La contingence de l’avenir fait que “ nous ” ne saurons ce qu’il en sera de l’homme
dans 100 millions ou un milliard d’années qu’à ce moment-là.
Lorsque l’on prend au sérieux l’immensité et la contingence du devenir, on s’ouvre à
l’idée que le futur plus ou moins lointain ne peut être projeté simplement ni à partir
de ce que nous savons des formes de l’histoire humaine ni à partir de ce que nous
savons de la préhistoire et des formes de l’évolution de la vie.
Homo sapiens sapiens n’est pas apparu soudainement, né du Verbe ou du Logos.
Pendant des dizaines, voire des centaines de milliers d’années, il a évolué,
contemporain et concurrent, d’espèces de préhumains et d’autres espèces humaines
(neandertalensis, soloensis, floresiensis)29. - “ Une chose est certaine, affirmait
récemment Yves Coppens dans sa dernière leçon au Collège de France, entre
quelques centaines et quelques dizaines de milliers d’années, quatre humanités,
conscientes, intelligentes, cultivées, coexistaient sur notre planète. ”
Nous commençons seulement à prendre conscience de notre être-dans-l’évolution
autant que –dans-l’histoire.

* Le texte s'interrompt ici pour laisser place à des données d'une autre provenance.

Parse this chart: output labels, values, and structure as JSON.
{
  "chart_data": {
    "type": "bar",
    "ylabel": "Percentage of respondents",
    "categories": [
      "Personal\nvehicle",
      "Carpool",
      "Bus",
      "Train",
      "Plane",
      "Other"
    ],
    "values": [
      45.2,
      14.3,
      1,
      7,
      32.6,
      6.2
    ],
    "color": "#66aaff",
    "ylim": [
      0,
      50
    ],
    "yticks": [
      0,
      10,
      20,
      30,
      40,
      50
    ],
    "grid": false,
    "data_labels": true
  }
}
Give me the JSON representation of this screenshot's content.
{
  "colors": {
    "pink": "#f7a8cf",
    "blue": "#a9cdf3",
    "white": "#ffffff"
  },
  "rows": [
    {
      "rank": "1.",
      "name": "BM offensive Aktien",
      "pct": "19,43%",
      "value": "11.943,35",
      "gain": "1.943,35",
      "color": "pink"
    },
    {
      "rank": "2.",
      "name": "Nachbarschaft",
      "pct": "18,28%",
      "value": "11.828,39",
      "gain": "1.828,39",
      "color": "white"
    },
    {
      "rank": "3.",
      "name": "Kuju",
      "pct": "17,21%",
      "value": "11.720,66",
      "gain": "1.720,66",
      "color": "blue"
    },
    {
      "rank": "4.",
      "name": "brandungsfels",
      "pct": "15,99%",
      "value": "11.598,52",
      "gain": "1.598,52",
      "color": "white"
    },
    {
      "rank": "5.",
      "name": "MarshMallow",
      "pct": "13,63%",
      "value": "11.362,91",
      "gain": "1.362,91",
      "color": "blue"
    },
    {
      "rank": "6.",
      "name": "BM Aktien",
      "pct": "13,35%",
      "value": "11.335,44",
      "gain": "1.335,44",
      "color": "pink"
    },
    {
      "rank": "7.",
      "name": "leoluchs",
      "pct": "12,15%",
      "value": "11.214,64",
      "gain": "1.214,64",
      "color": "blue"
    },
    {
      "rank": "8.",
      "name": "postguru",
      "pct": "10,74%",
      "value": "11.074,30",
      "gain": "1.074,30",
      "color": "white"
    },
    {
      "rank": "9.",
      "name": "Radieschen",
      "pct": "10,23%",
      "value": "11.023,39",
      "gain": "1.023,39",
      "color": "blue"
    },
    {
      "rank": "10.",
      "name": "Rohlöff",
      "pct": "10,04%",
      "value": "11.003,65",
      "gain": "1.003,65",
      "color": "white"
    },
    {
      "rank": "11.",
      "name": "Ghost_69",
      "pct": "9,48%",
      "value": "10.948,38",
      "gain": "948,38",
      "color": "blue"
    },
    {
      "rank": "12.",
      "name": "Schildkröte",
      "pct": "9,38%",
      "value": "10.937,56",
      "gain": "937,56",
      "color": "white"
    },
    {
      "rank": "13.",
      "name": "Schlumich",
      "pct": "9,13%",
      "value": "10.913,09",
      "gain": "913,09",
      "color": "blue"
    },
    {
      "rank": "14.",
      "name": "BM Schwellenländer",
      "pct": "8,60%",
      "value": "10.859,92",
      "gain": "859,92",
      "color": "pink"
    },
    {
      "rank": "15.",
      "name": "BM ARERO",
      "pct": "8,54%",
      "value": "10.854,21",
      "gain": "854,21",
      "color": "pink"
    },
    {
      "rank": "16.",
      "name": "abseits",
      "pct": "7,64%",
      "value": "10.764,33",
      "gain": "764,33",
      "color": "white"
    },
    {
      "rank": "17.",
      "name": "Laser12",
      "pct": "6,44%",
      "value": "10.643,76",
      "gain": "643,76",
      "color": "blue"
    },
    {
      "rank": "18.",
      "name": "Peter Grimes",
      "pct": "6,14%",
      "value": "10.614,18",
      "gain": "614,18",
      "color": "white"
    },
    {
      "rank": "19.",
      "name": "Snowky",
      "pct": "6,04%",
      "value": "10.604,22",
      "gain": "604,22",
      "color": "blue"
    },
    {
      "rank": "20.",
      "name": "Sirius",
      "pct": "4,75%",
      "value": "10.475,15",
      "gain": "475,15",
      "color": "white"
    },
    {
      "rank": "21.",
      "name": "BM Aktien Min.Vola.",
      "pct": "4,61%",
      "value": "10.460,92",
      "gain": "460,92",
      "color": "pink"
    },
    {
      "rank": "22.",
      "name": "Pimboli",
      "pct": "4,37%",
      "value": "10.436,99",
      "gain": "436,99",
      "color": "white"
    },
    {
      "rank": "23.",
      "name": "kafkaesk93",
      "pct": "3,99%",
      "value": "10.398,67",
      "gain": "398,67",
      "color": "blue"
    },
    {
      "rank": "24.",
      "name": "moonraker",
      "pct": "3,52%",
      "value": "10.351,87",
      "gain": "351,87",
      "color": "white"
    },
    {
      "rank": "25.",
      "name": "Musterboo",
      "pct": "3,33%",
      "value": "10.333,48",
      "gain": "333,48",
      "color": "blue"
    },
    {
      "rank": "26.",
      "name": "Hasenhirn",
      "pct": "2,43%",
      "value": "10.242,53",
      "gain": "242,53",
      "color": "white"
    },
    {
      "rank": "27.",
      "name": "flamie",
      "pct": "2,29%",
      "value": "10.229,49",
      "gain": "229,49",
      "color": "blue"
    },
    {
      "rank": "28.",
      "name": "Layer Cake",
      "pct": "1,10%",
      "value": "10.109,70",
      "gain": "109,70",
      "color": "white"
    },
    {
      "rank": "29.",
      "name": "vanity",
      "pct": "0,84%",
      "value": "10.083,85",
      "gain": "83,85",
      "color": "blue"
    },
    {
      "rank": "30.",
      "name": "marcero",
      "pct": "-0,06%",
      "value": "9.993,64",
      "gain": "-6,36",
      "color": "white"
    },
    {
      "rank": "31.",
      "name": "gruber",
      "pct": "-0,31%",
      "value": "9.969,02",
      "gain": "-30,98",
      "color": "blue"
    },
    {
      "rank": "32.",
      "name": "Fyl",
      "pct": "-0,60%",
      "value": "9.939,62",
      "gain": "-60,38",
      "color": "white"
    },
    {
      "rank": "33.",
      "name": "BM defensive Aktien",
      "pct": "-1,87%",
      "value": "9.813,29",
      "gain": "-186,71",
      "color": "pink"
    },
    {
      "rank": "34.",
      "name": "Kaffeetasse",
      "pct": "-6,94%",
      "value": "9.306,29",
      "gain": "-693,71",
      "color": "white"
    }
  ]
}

Cette prise de conscience devrait progressivement
permettre de penser et de produire l’avenir en articulant positivement et sans
subordination figée le langage et la technique.30
Copyright Gilbert Hottois
29
“ Les premiers humains sont ainsi contemporains et compatriotes des derniers préhumains ” (Yves Coppens, “ Leçon
de clôture ”, in La lettre du Collège de France, n°15, novembre 2005.
30
Nous avons développé ces réflexions notamment dans : Philosophies des sciences, philosophies des techniques, Odile
Jacob, 2004 ; ainsi que dans Species Technica, déjà mentionné.